US President Barack Obama meets with President-elect Donald Trump on transition planning in the Oval Office at the White House on November 10, 2016 in Washington,DC. Courtesy of Jim Watson/AFP/Getty Images.

It seems that someone in President Barack Obama’s office may have slyly sent a message to president-elect Donald Trump during their post-election meeting in the Oval Office.

A painting by beloved American painter Norman Rockwell was moved, according to an editorial in the Huffington Post by his granddaughter Abigail, so that it would appear over Trump’s shoulder as the cameras blazed.

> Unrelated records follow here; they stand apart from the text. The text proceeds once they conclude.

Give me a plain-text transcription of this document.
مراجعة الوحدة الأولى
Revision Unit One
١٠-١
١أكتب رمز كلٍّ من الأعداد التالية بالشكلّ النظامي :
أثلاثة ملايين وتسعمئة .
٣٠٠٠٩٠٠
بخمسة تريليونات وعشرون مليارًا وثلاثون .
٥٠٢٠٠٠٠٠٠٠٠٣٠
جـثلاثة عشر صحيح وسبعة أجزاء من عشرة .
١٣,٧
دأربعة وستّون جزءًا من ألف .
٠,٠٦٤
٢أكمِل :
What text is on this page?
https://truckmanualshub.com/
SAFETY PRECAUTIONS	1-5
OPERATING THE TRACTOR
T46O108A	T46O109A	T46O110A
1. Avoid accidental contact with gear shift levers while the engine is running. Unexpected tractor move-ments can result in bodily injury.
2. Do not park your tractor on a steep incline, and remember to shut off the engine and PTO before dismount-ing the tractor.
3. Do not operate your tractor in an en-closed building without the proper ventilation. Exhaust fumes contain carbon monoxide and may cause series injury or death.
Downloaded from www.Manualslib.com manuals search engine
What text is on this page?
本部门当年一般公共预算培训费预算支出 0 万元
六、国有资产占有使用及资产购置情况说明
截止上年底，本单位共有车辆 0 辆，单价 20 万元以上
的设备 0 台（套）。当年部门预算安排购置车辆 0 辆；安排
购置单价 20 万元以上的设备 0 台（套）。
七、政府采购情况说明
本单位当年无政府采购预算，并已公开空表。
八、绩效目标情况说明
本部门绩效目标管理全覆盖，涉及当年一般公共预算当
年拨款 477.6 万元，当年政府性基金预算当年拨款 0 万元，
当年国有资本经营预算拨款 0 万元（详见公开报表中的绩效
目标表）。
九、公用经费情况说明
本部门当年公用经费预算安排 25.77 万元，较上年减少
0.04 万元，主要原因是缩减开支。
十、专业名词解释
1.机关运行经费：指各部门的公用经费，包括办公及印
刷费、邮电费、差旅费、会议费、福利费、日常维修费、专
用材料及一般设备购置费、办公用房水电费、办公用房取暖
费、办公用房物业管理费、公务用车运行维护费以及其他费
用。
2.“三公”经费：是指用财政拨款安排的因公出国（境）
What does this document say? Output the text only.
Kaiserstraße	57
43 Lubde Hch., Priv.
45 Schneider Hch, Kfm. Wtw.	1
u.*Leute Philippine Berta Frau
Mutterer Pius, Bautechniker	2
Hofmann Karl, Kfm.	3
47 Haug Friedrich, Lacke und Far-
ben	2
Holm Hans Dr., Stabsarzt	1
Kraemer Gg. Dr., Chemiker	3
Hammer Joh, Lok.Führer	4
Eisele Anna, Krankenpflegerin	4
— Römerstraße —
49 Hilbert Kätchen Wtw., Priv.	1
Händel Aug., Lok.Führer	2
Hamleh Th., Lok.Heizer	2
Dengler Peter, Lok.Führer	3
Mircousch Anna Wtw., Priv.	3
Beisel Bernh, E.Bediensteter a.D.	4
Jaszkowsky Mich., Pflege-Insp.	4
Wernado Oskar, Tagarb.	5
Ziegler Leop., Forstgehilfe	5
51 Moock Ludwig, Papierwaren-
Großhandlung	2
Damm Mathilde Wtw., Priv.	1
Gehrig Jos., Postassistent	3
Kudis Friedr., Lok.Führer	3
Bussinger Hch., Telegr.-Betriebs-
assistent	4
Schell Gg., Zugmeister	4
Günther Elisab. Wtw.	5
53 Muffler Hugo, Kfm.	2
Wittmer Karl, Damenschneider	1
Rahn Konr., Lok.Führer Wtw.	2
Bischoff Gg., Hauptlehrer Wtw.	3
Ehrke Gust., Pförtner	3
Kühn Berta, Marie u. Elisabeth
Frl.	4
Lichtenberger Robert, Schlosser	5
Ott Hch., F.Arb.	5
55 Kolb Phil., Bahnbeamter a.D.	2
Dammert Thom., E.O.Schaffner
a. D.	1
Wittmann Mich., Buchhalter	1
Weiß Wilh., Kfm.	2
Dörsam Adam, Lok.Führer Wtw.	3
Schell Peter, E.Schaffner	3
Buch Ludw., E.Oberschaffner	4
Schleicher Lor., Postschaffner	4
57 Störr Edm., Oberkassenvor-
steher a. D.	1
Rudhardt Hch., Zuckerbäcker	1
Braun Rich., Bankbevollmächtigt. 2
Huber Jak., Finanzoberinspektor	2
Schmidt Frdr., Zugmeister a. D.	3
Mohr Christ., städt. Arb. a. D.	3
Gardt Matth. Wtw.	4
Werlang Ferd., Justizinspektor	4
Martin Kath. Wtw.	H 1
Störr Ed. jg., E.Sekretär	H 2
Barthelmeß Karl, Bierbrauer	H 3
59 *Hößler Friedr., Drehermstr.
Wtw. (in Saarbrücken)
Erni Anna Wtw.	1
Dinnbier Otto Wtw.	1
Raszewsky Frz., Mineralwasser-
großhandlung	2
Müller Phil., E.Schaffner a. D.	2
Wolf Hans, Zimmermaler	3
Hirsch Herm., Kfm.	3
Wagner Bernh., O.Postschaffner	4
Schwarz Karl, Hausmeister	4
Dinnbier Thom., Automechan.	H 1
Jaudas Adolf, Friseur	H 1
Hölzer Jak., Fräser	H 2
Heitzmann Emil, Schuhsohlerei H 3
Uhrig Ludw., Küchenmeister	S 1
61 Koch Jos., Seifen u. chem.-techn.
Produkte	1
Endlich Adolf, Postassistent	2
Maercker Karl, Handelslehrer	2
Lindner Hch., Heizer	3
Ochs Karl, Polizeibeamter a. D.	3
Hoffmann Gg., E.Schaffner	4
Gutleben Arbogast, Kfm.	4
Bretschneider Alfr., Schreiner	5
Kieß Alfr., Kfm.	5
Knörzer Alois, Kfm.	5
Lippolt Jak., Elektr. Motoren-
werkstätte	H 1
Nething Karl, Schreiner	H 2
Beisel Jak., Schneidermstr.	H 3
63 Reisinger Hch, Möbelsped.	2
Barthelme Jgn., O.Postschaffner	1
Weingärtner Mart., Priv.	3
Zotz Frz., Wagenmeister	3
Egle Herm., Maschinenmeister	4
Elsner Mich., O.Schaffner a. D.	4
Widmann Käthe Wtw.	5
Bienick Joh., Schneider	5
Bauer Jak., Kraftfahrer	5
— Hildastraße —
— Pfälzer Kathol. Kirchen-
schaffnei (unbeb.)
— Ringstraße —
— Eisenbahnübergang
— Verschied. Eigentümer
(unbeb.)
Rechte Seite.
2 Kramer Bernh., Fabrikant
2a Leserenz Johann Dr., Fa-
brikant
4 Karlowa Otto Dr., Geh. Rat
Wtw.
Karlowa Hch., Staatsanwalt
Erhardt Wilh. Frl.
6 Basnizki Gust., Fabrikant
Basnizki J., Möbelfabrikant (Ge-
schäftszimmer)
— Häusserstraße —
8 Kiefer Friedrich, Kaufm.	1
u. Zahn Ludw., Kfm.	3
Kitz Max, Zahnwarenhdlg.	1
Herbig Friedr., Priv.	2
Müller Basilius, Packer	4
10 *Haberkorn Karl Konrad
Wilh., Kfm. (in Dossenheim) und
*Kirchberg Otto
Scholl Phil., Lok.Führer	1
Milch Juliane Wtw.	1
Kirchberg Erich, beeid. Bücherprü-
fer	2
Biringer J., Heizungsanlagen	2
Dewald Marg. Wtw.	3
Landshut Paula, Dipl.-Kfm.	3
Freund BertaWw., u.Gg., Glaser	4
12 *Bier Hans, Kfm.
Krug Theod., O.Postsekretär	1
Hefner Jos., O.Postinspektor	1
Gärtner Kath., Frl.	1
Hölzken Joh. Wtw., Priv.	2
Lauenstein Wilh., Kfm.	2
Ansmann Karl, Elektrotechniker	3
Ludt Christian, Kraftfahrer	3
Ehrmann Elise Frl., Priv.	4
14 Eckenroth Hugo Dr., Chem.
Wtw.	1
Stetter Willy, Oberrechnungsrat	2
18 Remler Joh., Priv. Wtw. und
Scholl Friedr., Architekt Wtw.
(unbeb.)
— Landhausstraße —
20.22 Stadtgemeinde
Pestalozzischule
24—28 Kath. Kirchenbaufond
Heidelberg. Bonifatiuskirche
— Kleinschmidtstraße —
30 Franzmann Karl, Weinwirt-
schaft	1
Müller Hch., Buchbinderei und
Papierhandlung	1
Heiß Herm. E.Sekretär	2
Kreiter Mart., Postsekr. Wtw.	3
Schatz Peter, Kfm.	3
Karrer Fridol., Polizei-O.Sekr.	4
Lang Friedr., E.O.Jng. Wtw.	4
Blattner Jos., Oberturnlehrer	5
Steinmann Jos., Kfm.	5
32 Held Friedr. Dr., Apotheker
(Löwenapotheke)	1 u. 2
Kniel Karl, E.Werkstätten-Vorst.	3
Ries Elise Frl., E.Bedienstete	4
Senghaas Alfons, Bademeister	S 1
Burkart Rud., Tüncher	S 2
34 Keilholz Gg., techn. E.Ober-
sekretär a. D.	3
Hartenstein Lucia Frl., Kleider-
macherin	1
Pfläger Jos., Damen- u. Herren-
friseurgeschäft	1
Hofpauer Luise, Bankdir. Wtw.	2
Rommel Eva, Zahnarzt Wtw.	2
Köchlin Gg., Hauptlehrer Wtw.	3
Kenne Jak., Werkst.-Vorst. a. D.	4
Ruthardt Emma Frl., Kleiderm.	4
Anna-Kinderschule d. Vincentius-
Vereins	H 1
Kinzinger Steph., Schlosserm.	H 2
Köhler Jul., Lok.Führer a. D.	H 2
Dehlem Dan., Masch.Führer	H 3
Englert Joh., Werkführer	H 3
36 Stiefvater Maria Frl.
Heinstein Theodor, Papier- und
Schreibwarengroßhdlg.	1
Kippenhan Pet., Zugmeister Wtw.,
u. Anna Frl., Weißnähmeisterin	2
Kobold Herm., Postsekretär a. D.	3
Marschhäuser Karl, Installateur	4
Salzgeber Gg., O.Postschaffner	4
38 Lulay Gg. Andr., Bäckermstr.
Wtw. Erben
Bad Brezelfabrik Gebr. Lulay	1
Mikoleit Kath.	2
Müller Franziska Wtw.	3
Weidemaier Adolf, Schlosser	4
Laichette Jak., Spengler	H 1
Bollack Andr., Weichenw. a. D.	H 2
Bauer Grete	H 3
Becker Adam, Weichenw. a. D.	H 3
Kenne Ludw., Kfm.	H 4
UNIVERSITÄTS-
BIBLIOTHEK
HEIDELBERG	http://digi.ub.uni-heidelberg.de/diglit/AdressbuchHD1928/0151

The painting depicts several men, one of them notably African-American, doing maintenance work on the Statue of Liberty.

The statue’s inscription welcomes destitute immigrants, whereas Trump has proposed restrictions on immigration based on religion, specifically calling for a ban on Muslims coming to the US. He has also referred to Mexican immigrants, in the speech in which he announced his candidacy, as rapists.

Rockwell writes:

Who moved the painting and why? It is clearly too small for that space; a larger landscape painting had hung there previously. Originally the Rockwell painting was displayed to the right of President Obama’s desk and the expansive window, over a Frederick Remington sculpture, The Bronco Buster.

Just below the painting, she points out, appears a bust portrait of Martin Luther King, Jr. by African-American sculptor Charles Alston.

Statue of Liberty appeared on the cover of the July 6, 1946, issue of The Saturday Evening Post, according to the Norman Rockwell Museum, and was donated to the White House collection by filmmaker Steven Spielberg.

In times of great upheaval, Norman Rockwell’s art and the words and actions of Martin Luther King, Jr. not only continue to resonate, but they remind us of the values and lifted vision that have always made our country great, no matter what strife or turmoil we may have to face.

Also in Rockwell-related news, an election-relevant canvas, Which One? (1944), showing a voter in the booth, weighing the choice between Thomas Dewey and Franklin Delano Roosevelt, came to auction at Sotheby’s New York yesterday, where it fetched $6.5 million.